While the government made no major announcements, AFN National Chief Shawn Atleo said the meeting was a first step on a long path. Atleo said the plan would allow First Nations leaders and the Canadian government grapple with some issues that have defied resolution for years.
“We’ve heard from representatives in fact from the Crown that there is an urgency, that in my view, have been recognized,” said Atleo. “There is a growing sense of urgency and a link to Canada’s economic future…now is the time to invest in First Nations.”
Aboriginal Affairs John Duncan called the gathering “historic” and said it had been a “very special” day.
“We have spoken frankly, listened carefully and strengthened our relationship,” said Duncan. “I believe this important gathering brings important momentum to move forward.”
The plan, however, seems to pick winners and losers in a section that outlines certain communities that show a high-level of political stability receive multi-year financial deals from the federal government, which would take away a lot of the year-to-year uncertainty over program funding for services.
Duncan said the model is already in use in determining with First Nations are able to get under the Land Management regime, which allows about 55 First Nations to set laws around the use of their territory and set up land codes.
“We’ll go through a similar exercise with First Nations in terms of who has the capacity to enter into longer-term financial agreements,” said Duncan.
The plan also includes a section aimed at getting around some of the barriers created by the over century-old Indian Act which controls almost every aspect of reserve life from cradle to grave.

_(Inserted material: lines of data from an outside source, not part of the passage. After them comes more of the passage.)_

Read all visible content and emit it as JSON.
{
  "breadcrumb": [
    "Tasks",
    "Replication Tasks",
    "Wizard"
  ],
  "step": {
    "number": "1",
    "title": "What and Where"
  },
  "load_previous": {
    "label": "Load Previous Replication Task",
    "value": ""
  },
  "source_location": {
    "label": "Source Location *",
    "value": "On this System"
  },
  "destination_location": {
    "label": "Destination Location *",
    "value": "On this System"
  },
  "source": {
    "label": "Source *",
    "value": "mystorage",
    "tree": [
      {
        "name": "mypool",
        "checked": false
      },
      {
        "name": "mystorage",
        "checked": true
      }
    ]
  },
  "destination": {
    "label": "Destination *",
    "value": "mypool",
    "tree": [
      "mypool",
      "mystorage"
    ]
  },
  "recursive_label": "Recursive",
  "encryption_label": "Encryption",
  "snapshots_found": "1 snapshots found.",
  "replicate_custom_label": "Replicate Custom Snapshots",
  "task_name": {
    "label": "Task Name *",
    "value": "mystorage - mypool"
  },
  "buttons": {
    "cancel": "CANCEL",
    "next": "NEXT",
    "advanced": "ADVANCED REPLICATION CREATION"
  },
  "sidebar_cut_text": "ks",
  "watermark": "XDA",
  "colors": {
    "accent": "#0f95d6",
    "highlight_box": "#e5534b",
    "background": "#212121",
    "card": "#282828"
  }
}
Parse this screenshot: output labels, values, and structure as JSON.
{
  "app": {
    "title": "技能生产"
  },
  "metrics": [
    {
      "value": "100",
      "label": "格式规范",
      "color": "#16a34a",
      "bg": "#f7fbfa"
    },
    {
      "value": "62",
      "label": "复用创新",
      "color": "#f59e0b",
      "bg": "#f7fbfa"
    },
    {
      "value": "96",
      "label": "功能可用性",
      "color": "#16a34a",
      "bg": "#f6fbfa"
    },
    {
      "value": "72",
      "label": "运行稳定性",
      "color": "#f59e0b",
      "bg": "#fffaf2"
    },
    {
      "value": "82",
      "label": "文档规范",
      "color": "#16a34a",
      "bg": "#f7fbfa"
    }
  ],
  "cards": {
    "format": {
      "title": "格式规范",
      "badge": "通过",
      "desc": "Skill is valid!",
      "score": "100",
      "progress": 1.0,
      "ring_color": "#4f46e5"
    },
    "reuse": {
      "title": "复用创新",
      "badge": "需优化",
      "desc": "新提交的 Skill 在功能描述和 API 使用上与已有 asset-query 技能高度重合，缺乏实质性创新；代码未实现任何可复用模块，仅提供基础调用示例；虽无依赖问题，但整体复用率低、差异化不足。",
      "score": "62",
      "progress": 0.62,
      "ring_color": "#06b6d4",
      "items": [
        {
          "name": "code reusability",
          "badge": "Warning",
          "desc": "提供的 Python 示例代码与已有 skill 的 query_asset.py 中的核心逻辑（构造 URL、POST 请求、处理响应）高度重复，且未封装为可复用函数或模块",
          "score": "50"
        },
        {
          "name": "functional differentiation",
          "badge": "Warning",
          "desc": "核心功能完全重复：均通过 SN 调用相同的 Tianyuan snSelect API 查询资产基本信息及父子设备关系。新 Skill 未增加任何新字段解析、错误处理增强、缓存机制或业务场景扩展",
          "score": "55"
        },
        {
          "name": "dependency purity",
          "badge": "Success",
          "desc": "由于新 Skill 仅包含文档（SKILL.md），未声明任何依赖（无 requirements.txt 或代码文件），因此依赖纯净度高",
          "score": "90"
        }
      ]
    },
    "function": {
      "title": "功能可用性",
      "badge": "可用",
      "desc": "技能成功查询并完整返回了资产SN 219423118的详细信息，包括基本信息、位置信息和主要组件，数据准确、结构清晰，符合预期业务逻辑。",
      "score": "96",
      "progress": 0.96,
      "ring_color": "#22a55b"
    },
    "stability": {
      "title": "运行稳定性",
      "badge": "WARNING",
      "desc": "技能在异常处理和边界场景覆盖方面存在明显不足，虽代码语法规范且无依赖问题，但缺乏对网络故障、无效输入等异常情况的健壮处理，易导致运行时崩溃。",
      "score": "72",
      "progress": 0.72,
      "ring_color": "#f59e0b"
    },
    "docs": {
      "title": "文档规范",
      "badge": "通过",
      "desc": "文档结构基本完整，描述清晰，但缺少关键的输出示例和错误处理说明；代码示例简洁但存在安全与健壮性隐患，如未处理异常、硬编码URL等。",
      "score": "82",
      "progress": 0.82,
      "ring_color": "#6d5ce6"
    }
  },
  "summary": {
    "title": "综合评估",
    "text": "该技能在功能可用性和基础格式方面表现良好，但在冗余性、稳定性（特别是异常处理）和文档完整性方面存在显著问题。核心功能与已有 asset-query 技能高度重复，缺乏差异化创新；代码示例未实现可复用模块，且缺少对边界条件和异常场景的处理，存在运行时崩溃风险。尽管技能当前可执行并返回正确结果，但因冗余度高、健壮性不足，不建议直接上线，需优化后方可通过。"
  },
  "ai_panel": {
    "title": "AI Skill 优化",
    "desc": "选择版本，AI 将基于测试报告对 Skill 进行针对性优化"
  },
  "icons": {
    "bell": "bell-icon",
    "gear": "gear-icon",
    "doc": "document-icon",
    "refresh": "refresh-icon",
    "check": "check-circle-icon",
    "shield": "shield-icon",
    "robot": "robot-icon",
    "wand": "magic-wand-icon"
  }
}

While Harper and Atleo seem to differ in their view of how quickly the Indian Act could be replaced-the prime minister favours a take it slow approach, while Atleo wants urgent action-the national chief said this will give both sides a chance to hash out their differences on the issue.
“We both see it as blocking, not only our relationship, but adversely impacting people’s lives every single day,” said Atleo. “We have not had the kind of conversation to talk about what the Indian Act has meant in our lives…that can only come through jointly designing a way forward.”
The plan also commits both sides to move quickly on the recommendations expected any day now from government-AFN panel report on reserve education. The education section also promises to establish a process to settle disagreements on the issue.
Some First Nations in Ontario, Quebec and Saskatchewan rejected participation in the panel’s work, but it remains unclear what role these regions would play since the federal government is looking to introduce legislation on education.
The plan calls for the government to “honour” and “respect” the treaty relationship with First Nations and ensure Ottawa’s negotiating policy conforms with Constitutional enshrined Aboriginal rights.
The plan also calls on an economic task force to study ways to boost First Nations economic development.
The announced plan contained no dollar figures or commitments for another similar, high-level meeting between First Nations leaders and the federal government.
Many chiefs called for the prime minister to agree to another meeting that would also include premiers. Grand Chief Stewart Phillip, president of the Union of BC Indian Chief, and Assembly of Manitoba Chiefs Grand Chief Derek Nepinak both said there was a need to continue high-level gatherings so Canada could finally have lasting peace with its Indigenous peoples once and for all.
Dene National Chief Bill Erasmus said the Crown-First Nations Gathering was heavy with feel-good emotions and words, but short on actual concrete results.
“There is a lot of disappointment out there, but this is a beginning,” said Erasmus. “I am optimistic that we will make progress, but I know that it is within the total lifetime that I am here, it is not going to be tomorrow. We are going to have to push this as AFN, we are going to have to do the follow up and we can’t pretend we made a big accomplishment today. There is no financial commitment, there is no political commitment. I am not okay with it.”